Perturbed gut microbiota and serum metabolites are associated with progressive renal fibrosis.

Introduction: The intricate pathogenesis of renal fibrosis necessitates identifying biomarkers at various stages to facilitate targeted therapeutic interventions, which would enhance patient survival rates and significantly improve prognosis.

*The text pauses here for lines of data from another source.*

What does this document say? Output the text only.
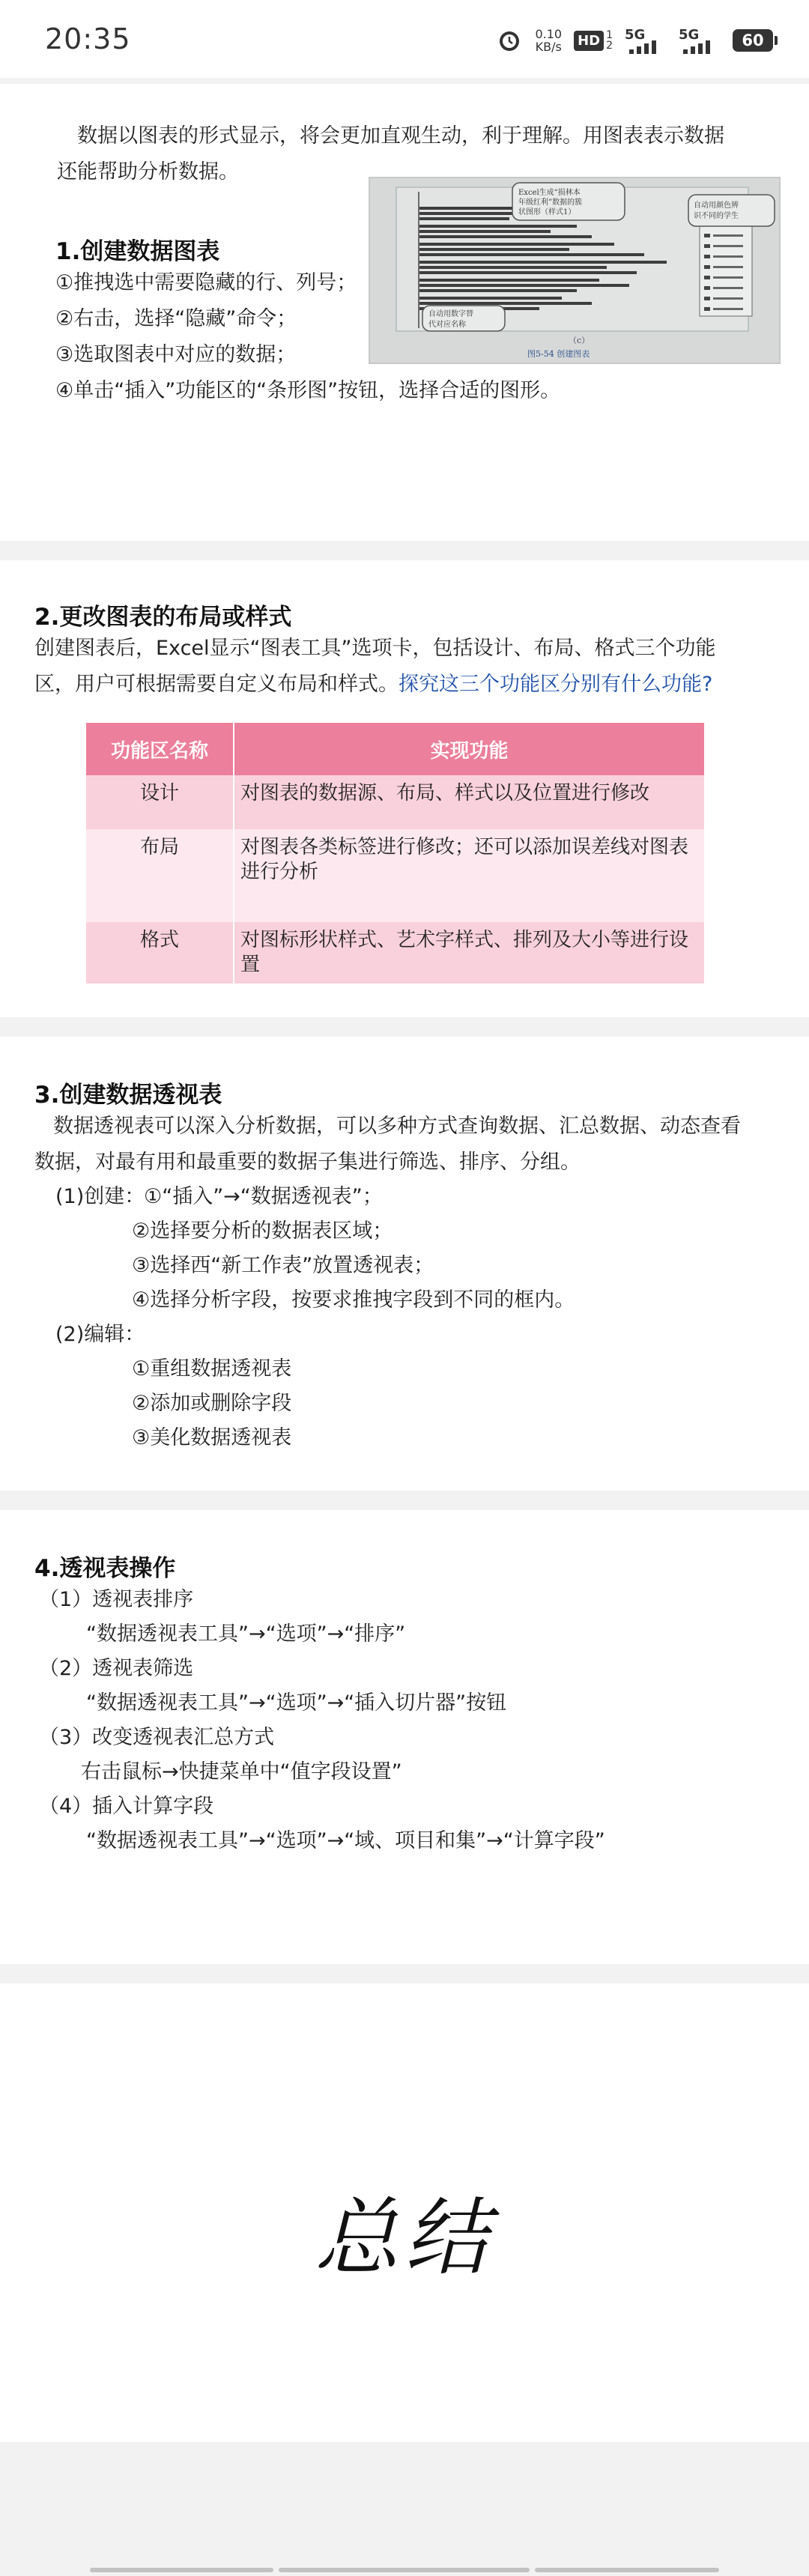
20:35	0.10
KB/s HD 1
2
5G 5G	60
数据以图表的形式显示，将会更加直观生动，利于理解。用图表表示数据
还能帮助分析数据。
Excel生成“损林本
年级红利”数据的簇
状图形（样式1）
自动用颜色辨
识不同的学生
自动用数字替
代对应名称
（c）
图5-54 创建图表
1.创建数据图表
①推拽选中需要隐藏的行、列号；
②右击，选择“隐藏”命令；
③选取图表中对应的数据；
④单击“插入”功能区的“条形图”按钮，选择合适的图形。
2.更改图表的布局或样式
创建图表后，Excel显示“图表工具”选项卡，包括设计、布局、格式三个功能
区，用户可根据需要自定义布局和样式。探究这三个功能区分别有什么功能?
功能区名称	实现功能
设计	对图表的数据源、布局、样式以及位置进行修改
布局	对图表各类标签进行修改；还可以添加误差线对图表进行分析
格式	对图标形状样式、艺术字样式、排列及大小等进行设置
3.创建数据透视表
数据透视表可以深入分析数据，可以多种方式查询数据、汇总数据、动态查看
数据，对最有用和最重要的数据子集进行筛选、排序、分组。
(1)创建：
①“插入”→“数据透视表”；
②选择要分析的数据表区域；
③选择西“新工作表”放置透视表；
④选择分析字段，按要求推拽字段到不同的框内。
(2)编辑：
①重组数据透视表
②添加或删除字段
③美化数据透视表
4.透视表操作
（1）透视表排序
“数据透视表工具”→“选项”→“排序”
（2）透视表筛选
“数据透视表工具”→“选项”→“插入切片器”按钮
（3）改变透视表汇总方式
右击鼠标→快捷菜单中“值字段设置”
（4）插入计算字段
“数据透视表工具”→“选项”→“域、项目和集”→“计算字段”
总结
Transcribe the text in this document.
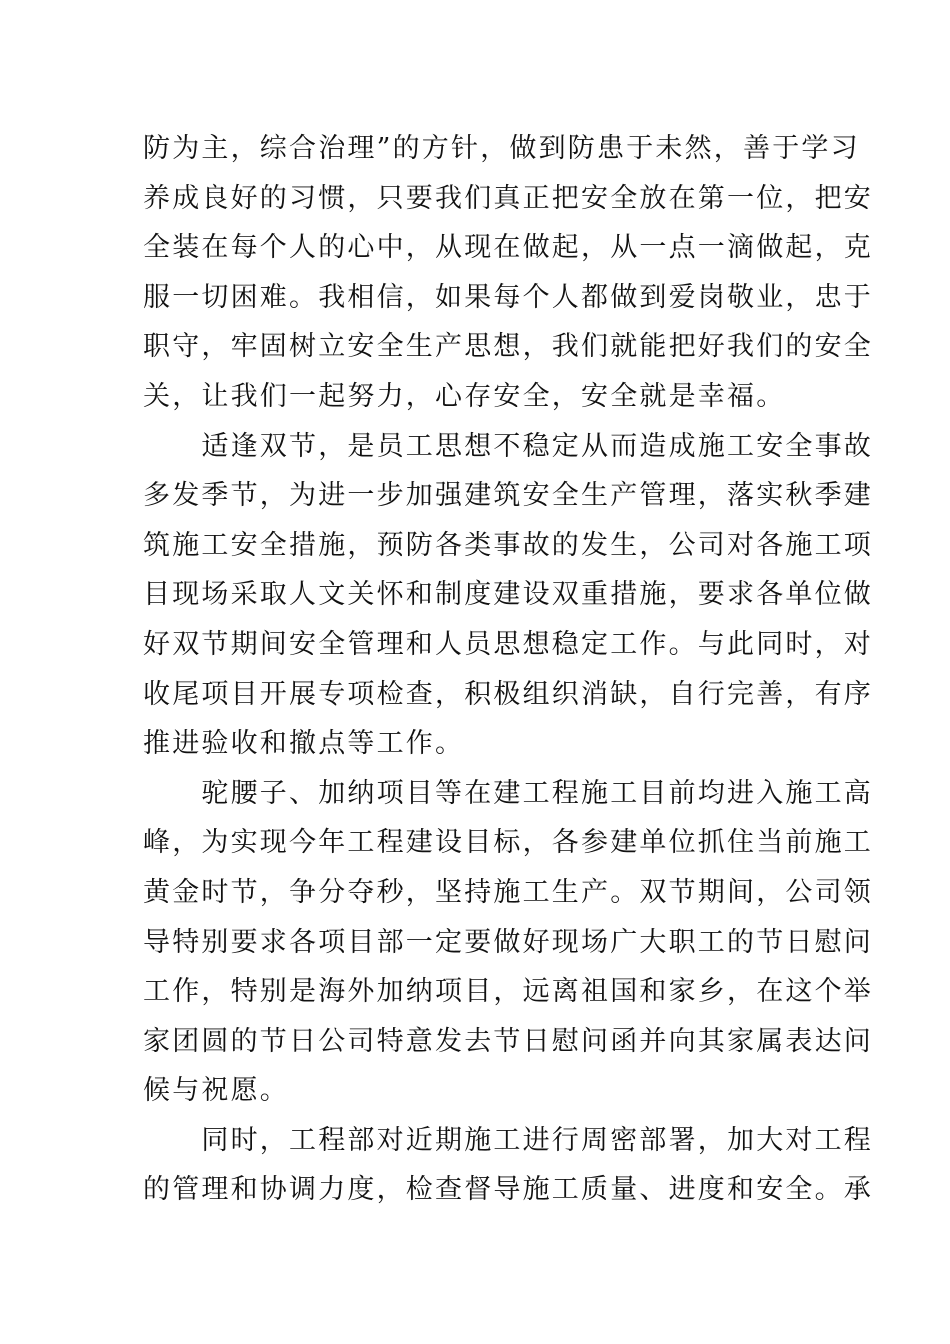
防为主，综合治理”的方针，做到防患于未然，善于学习
养成良好的习惯，只要我们真正把安全放在第一位，把安
全装在每个人的心中，从现在做起，从一点一滴做起，克
服一切困难。我相信，如果每个人都做到爱岗敬业，忠于
职守，牢固树立安全生产思想，我们就能把好我们的安全
关，让我们一起努力，心存安全，安全就是幸福。
　　适逢双节，是员工思想不稳定从而造成施工安全事故
多发季节，为进一步加强建筑安全生产管理，落实秋季建
筑施工安全措施，预防各类事故的发生，公司对各施工项
目现场采取人文关怀和制度建设双重措施，要求各单位做
好双节期间安全管理和人员思想稳定工作。与此同时，对
收尾项目开展专项检查，积极组织消缺，自行完善，有序
推进验收和撤点等工作。
　　驼腰子、加纳项目等在建工程施工目前均进入施工高
峰，为实现今年工程建设目标，各参建单位抓住当前施工
黄金时节，争分夺秒，坚持施工生产。双节期间，公司领
导特别要求各项目部一定要做好现场广大职工的节日慰问
工作，特别是海外加纳项目，远离祖国和家乡，在这个举
家团圆的节日公司特意发去节日慰问函并向其家属表达问
候与祝愿。
　　同时，工程部对近期施工进行周密部署，加大对工程
的管理和协调力度，检查督导施工质量、进度和安全。承
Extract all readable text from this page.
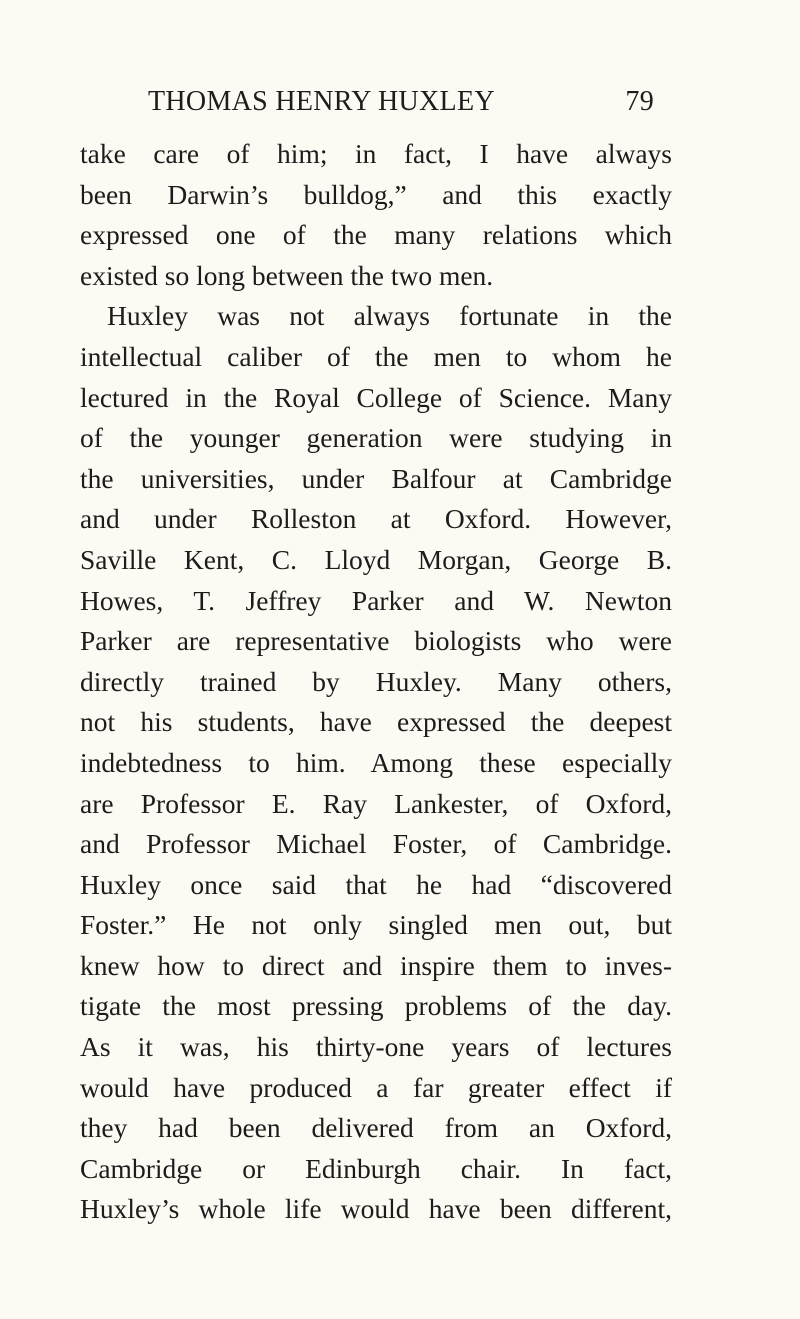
THOMAS HENRY HUXLEY	79
take care of him; in fact, I have always
been Darwin’s bulldog,” and this exactly
expressed one of the many relations which
existed so long between the two men.
Huxley was not always fortunate in the
intellectual caliber of the men to whom he
lectured in the Royal College of Science. Many
of the younger generation were studying in
the universities, under Balfour at Cambridge
and under Rolleston at Oxford. However,
Saville Kent, C. Lloyd Morgan, George B.
Howes, T. Jeffrey Parker and W. Newton
Parker are representative biologists who were
directly trained by Huxley. Many others,
not his students, have expressed the deepest
indebtedness to him. Among these especially
are Professor E. Ray Lankester, of Oxford,
and Professor Michael Foster, of Cambridge.
Huxley once said that he had “discovered
Foster.” He not only singled men out, but
knew how to direct and inspire them to inves-
tigate the most pressing problems of the day.
As it was, his thirty-one years of lectures
would have produced a far greater effect if
they had been delivered from an Oxford,
Cambridge or Edinburgh chair. In fact,
Huxley’s whole life would have been different,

Methods: We investigated the changes in gut microbiota and serum metabolites during the early, middle, and late stages of renal fibrosis in rats using 16S rDNA sequencing and UPLC-QTOF/MS-based metabolomics.

Results: We identified 5, 21, and 14 potential gut microbial markers and 19, 23, and 31 potential metabolic markers in the MOD1, MOD2, and MOD4 groups, respectively. Bifidobacterium was identified as a shared microbial marker between the MOD1 and MOD2 groups; Prevotellaceae_NK3B31_group and Bacteroides were identified as shared microbial markers between the MOD2 and MOD4 groups. The pathways of arachidonic acid metabolism and retinol metabolism were found to play a significant role in the modulation of renal fibrosis at 1, 2, and 4 weeks. Notably, the metabolic biomarkers 8,9-EET and 5(S)-HPETE within these pathways emerged as critical determinants influencing renal fibrosis.

Discussion: Our findings demonstrated that the severity of renal fibrosis is associated with dysbiosis of the gut microbiota and alterations in serum metabolites.